I hope Gary now comes on to and gets spurned by Alya, and Izzie has wild sex with Luke.
Other things I predict might happen on the Street soon (aka things I want to happen)...
- It will turn out that Michael didn't steal that big TV he gave to Gail (of course). He won it in a raffle, or got it on HP from somewhere. Then Michael will do something brave and kindly like stopping Max getting run over by Steve McDonald's campervan (dodgy handbrake plotline... Something similar happened to Henry Ramsey's ute in early-90s Neighbours, I believe*). Then Kylie and David will love Michael, after remembering that they both have dodgy pasts too and, after all, everyone forgave them. (Well, not exactly everyone, mainly just Audrey after a bit of sighing.)
- Gail will want to bonk Michael, get shy, and seek seduction advice from Sally. Somehow Rita will become involved in the conversation. Alan Bradley will get a namecheck.

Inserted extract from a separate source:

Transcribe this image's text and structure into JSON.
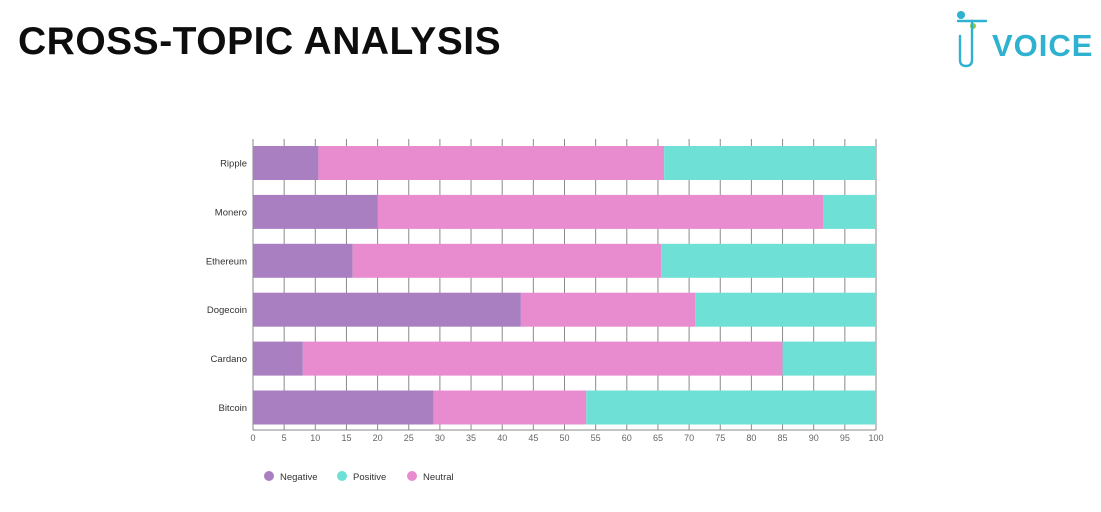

- Andrea's boring husband will find out about Lloyd and come and tell him about her being married (either in a public location like the Rovers, or via a sinister back-seat-of-a-minicab whisper). Lloyd will confront Andrea about it and do an amazing emotional crying scene.
- Todd will form an unlikely yet genuine friendship with Kylie.
- Someone told me Cilla's coming back? I can't wait. Brilliant character, brilliant actress.
- There will be a Manchester Gay Pride storyline which knocks the (cock)socks off the dreadful scenes EastEnders set at London Pride a couple of weeks ago. I've never used the word cocksock before, but I just remembered an ancient EastEnders vignette where Dot and Ethel somehow ended up at a kind of Ann Summers party, and Ethel dived with glee into a box labelled "Willy Warmers", under the assumption they would be winter coats suitable for her dog (though the idea of Ethel believing that any company would sell a product specifically designed for and named after her specific dog (who was called Willy; you're following this aren't you?) speaks volumes about either Ethel's character (who I believe was NOT that naive), or serves as a historic** example of poor writing in EastEnders).
I need to go and look this up on YouTube.
Laters.
* I don't just "believe" this. I know it for a fact.
** I almost wrote "an historic" because I'm a bit of a pretentious twat.